# Calculation of mass from mmol/L

Sorry I understand this looks like a "homework question", (I'm actually a 46yr old dentist looking to see what amount of calcium phosphate should be effective in a proprietary toothpaste!). However, if the actual question below can not be worked out can you let me know what the process of the calculation would be to determine mass of a salt to add to gain a mmol/L concentration?

Original Question: I wonder if you can help on this? I want to calculate how much calcium phosphate to add to 1g of toothpaste to have between 18mmol/L to 1.5mmol/L of calcium and phosphate on the tooth surface? Also if you are able to work this out can you let me know what assumptions you have made in this calculation?

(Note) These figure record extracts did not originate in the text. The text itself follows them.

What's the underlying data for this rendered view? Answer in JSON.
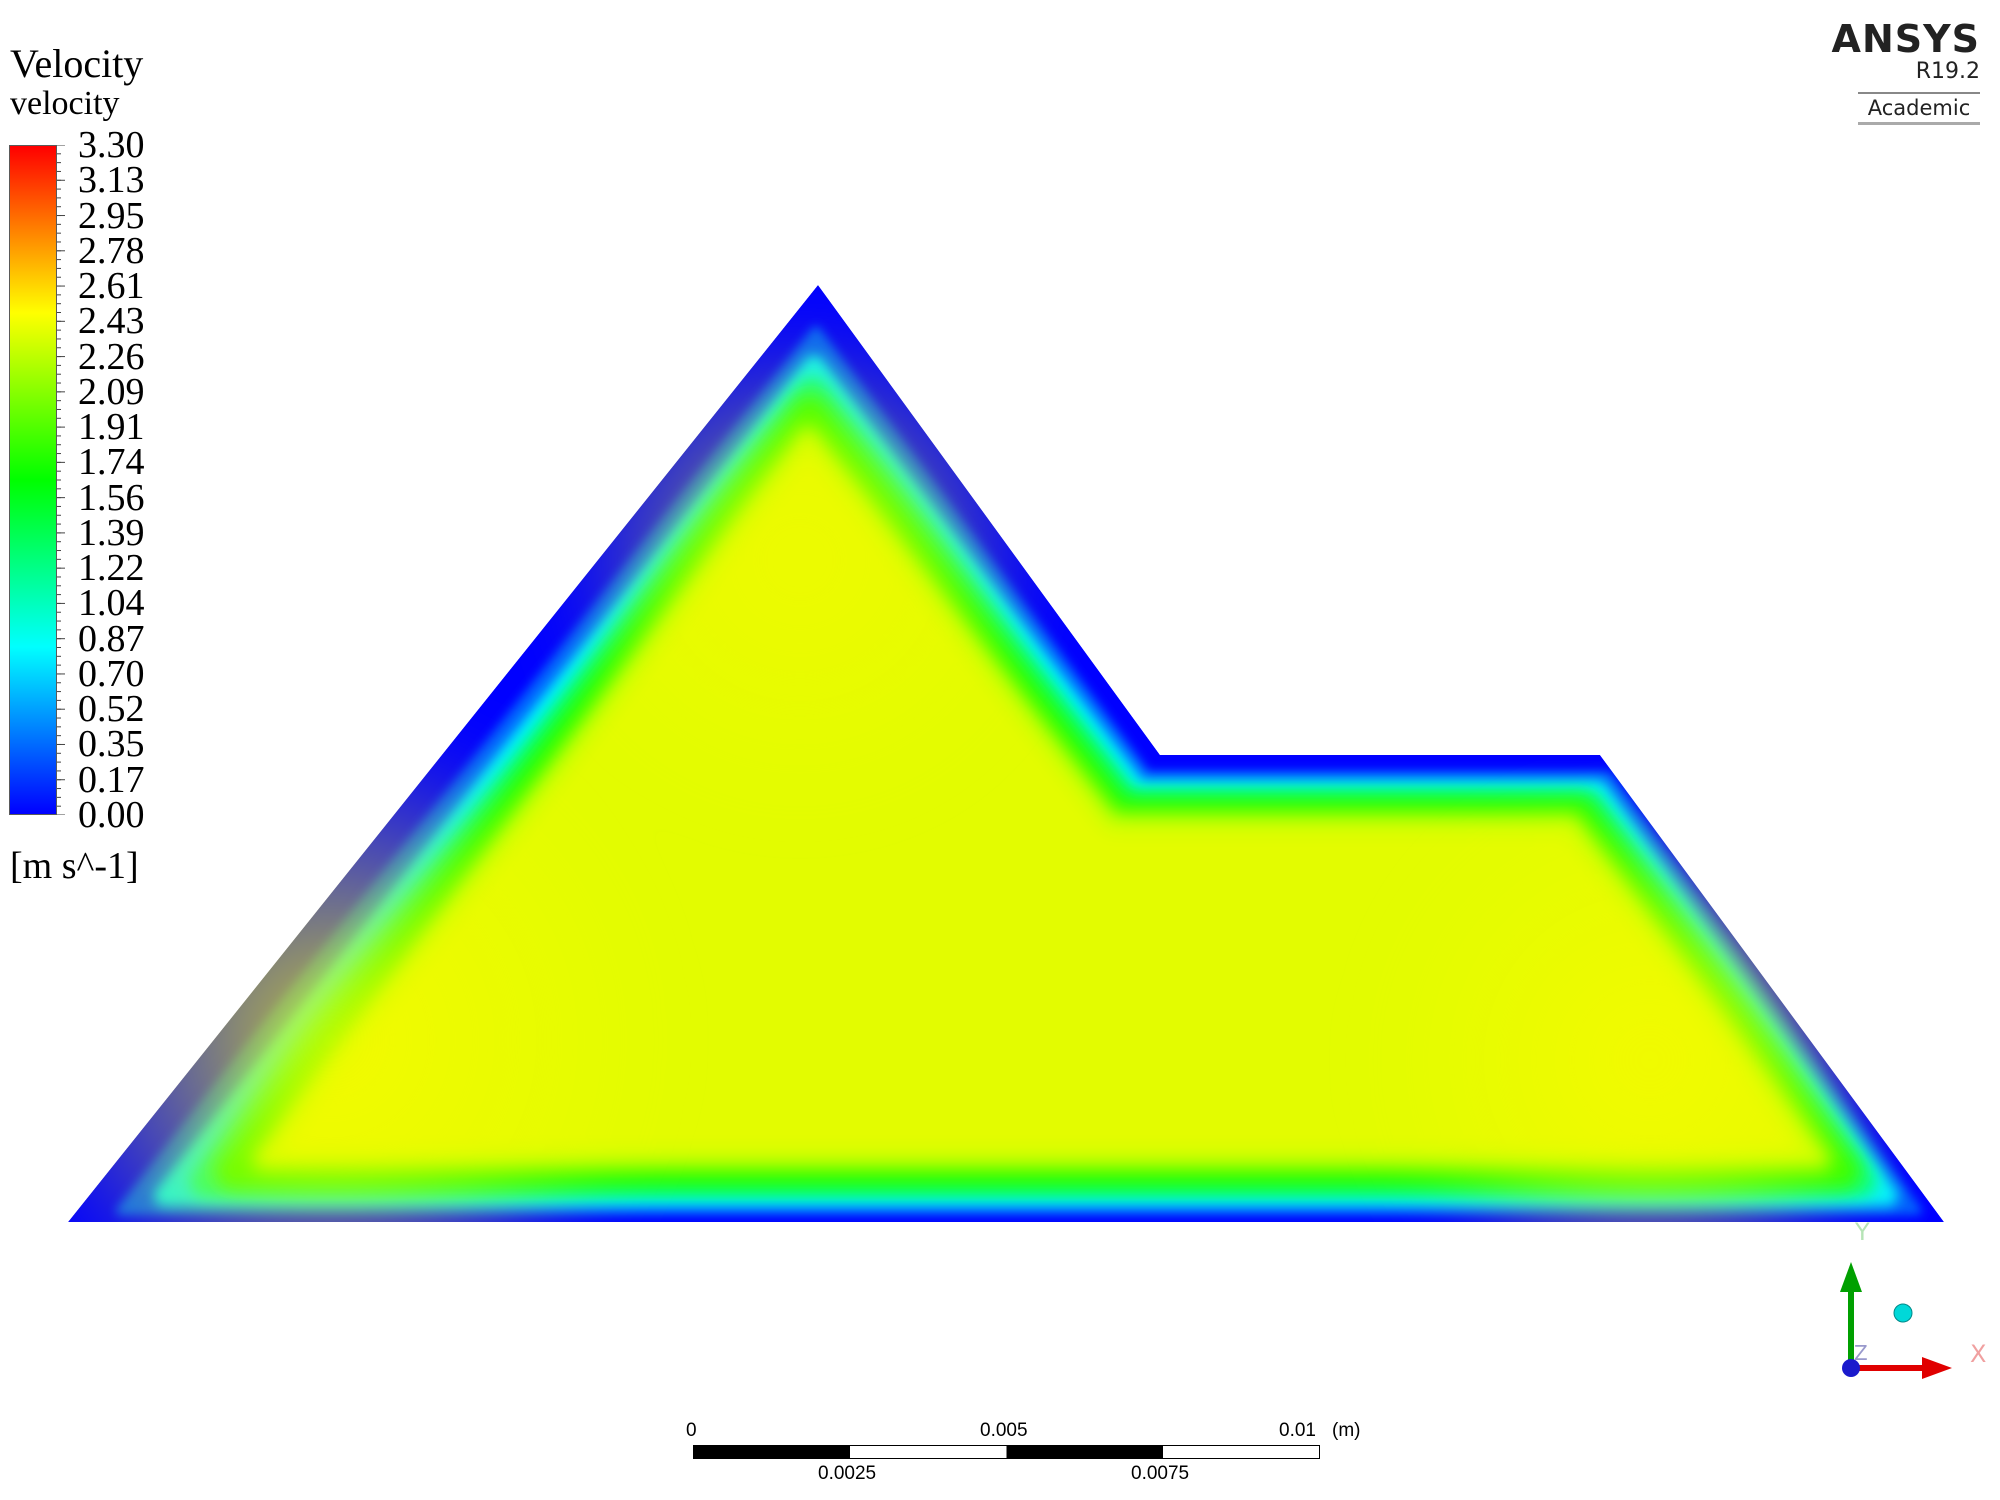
{
  "legend": {
    "title": "Velocity",
    "subtitle": "velocity",
    "units": "[m s^-1]",
    "ticks": [
      "3.30",
      "3.13",
      "2.95",
      "2.78",
      "2.61",
      "2.43",
      "2.26",
      "2.09",
      "1.91",
      "1.74",
      "1.56",
      "1.39",
      "1.22",
      "1.04",
      "0.87",
      "0.70",
      "0.52",
      "0.35",
      "0.17",
      "0.00"
    ],
    "max_value": 3.3,
    "min_value": 0.0,
    "colormap": [
      "#ff0000",
      "#ff8000",
      "#ffff00",
      "#80ff00",
      "#00ff00",
      "#00ff80",
      "#00ffff",
      "#0080ff",
      "#0000ff"
    ]
  },
  "brand": {
    "name": "ANSYS",
    "version": "R19.2",
    "edition": "Academic"
  },
  "contour": {
    "wall_color": "#0000ff",
    "core_color": "#e3fc00",
    "hot_color": "#f6fa00"
  },
  "triad": {
    "x_label": "X",
    "y_label": "Y",
    "z_label": "Z",
    "x_color": "#e00000",
    "y_color": "#00a000",
    "origin_color": "#1a1acc"
  },
  "scale": {
    "top_labels": [
      "0",
      "0.005",
      "0.01"
    ],
    "bottom_labels": [
      "0.0025",
      "0.0075"
    ],
    "unit": "(m)"
  }
}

• If you need a concentration of Calcium phosphate on the surface of a tooth, we need to know how thick this layer is and what the surface area of teeth are. What is the volume of 1g of toothpaste? Should we assume that 1g of toothpaste will cover the entire surface of the teeth? – user137 Jul 31 '14 at 22:16

## 1 Answer

There are several calcium phosphates. I'll assume you mean monocalcium posphate, $\ce{Ca(H2PO4)2}$, because the others are not nearly soluble enough in water to allow even a 1.5 mmol/L solution. (I assume the toothbase's most abundant ingredient is water.)

The formula weight is 234. (I won't bother with many decimals because your range of molarities, 1.5 to 18 mmol/L, is so wide.) I got this number from http://en.wikipedia.org/wiki/Monocalcium_phosphate although it is easy to compute from scratch by adding the atomic weights for 1 Ca atom, 4 H atoms etc.

To calculate how much of this compound you need given the molarity, ideally you should be looking at a known volume of paste. Instead you have a known weight, 1g. If you know the density of the paste, you can compute the volume by dividing 1g by the density. Or you can just use an approximation. I'll assume that 1g = 0.9mL (this will be a good approximation). From now on I will assume volume = 0.9mL.

Multiplying 1.5mmol/L by 0.9mL gives you 1.35 micro moles (1.35$\times 10^{-6}$ moles). Since 1 mole is 234 grams (formula weight), this means 316 micrograms or 0.315 mg. The same calculation with 18mmol/L gives 3.79 mg.

So your answer (discarding unwarranted decimals) is: between 0.31 and 3.8 mg .

I hope if your proprietary formulation is commercially successful you will make a generous contribution to the organization behind stackexchange!